A public radio commentary

When my friends tell me they're getting rid of their home phones - called a landline - and moving only to their mobile phones, I look them in the eye and say sternly "Remember the five nines!"

I'm not referring to any kind of numerology, but am alluding instead to the holy grail of reliability used by all engineers: The five nines refer to the numbers in ninety-nine point nine nine nine percent. [99.999%] The landline telephone network meets this standard: It operates 99.999% of the time. This translates into only five minutes of downtime in a year's operation. Contrast this to the 98% reliability of the cell phone network: That 98% sounds like a lot, but it means that for 10,500 minutes of every year a cell phone won't connect!

I know that it seems a brand, spanking new technology like cell phones should beat the heck out of a 19th century technology like landline phones. Yet those 19th century roots are the source of reliability.

For example, ever notice that in a blackout your phone stays on? Since the telephone system rose before a comprehensive power grid covered the country, the telephone company developed their own batteries that power your phone from the central switching station. In contrast cell phone towers depend on the power grid: No power to the tower, no service to the cell phone.

Through 100 years of slow and steady growth the telephone system has developed extremely reliable switches, even entering the digital age. Yet, again, a major source of reliability is a 19th century one: Human intervention. Yes, people still monitor the network's operation. In fact, many telephone outages are ended when a human sees something wrong and simply throws a switch.

Yet Landlines are disappearing. In the coming year some 19 million fewer people will drop their home phone lines. A new Federal Law allows cell customers to keep their number when they change wireless providers. This has enticed millions to "cut the cord" and rely only on cell phones. Will the cell phone network become as reliable as the landline network?

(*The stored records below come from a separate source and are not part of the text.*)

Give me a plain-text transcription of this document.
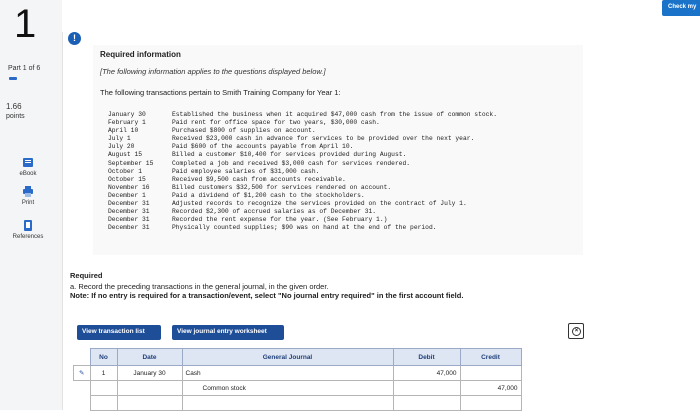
1
Part 1 of 6
1.66
points
eBook
Print
References
Check my
!
Required information
[The following information applies to the questions displayed below.]
The following transactions pertain to Smith Training Company for Year 1:
January 30	Established the business when it acquired $47,000 cash from the issue of common stock.
February 1	Paid rent for office space for two years, $30,000 cash.
April 10	Purchased $800 of supplies on account.
July 1	Received $23,000 cash in advance for services to be provided over the next year.
July 20	Paid $600 of the accounts payable from April 10.
August 15	Billed a customer $10,400 for services provided during August.
September 15	Completed a job and received $3,000 cash for services rendered.
October 1	Paid employee salaries of $31,000 cash.
October 15	Received $9,500 cash from accounts receivable.
November 16	Billed customers $32,500 for services rendered on account.
December 1	Paid a dividend of $1,200 cash to the stockholders.
December 31	Adjusted records to recognize the services provided on the contract of July 1.
December 31	Recorded $2,300 of accrued salaries as of December 31.
December 31	Recorded the rent expense for the year. (See February 1.)
December 31	Physically counted supplies; $90 was on hand at the end of the period.
Required
a. Record the preceding transactions in the general journal, in the given order.
Note: If no entry is required for a transaction/event, select "No journal entry required" in the first account field.
View transaction list	View journal entry worksheet	×
	No	Date	General Journal	Debit	Credit
✎	1	January 30	Cash	47,000	
			Common stock		47,000
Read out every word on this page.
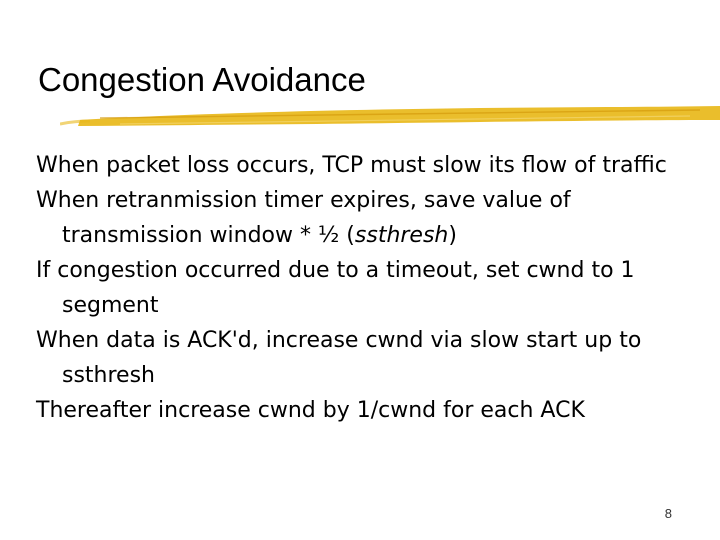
Congestion Avoidance
When packet loss occurs, TCP must slow its flow of traffic
When retranmission timer expires, save value of transmission window * ½ (ssthresh)
If congestion occurred due to a timeout, set cwnd to 1 segment
When data is ACK'd, increase cwnd via slow start up to ssthresh
Thereafter increase cwnd by 1/cwnd for each ACK
8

Perhaps not.

You see right now the FCC and the Homeland Security Administration disagree about whether to make cell network outages public. The FCC says "yes," crediting the public reports of the landline companies with dramatically improving network quality. Homeland Security says "no", outage reports would be a blueprint for terrorists who want to disrupt the U.S. They would provide a road map for targeting network stress points and vulnerabilities.

Perhaps. But if we all just keep our 19th century phones, we could defend our 21st century communications from terroirst attacks!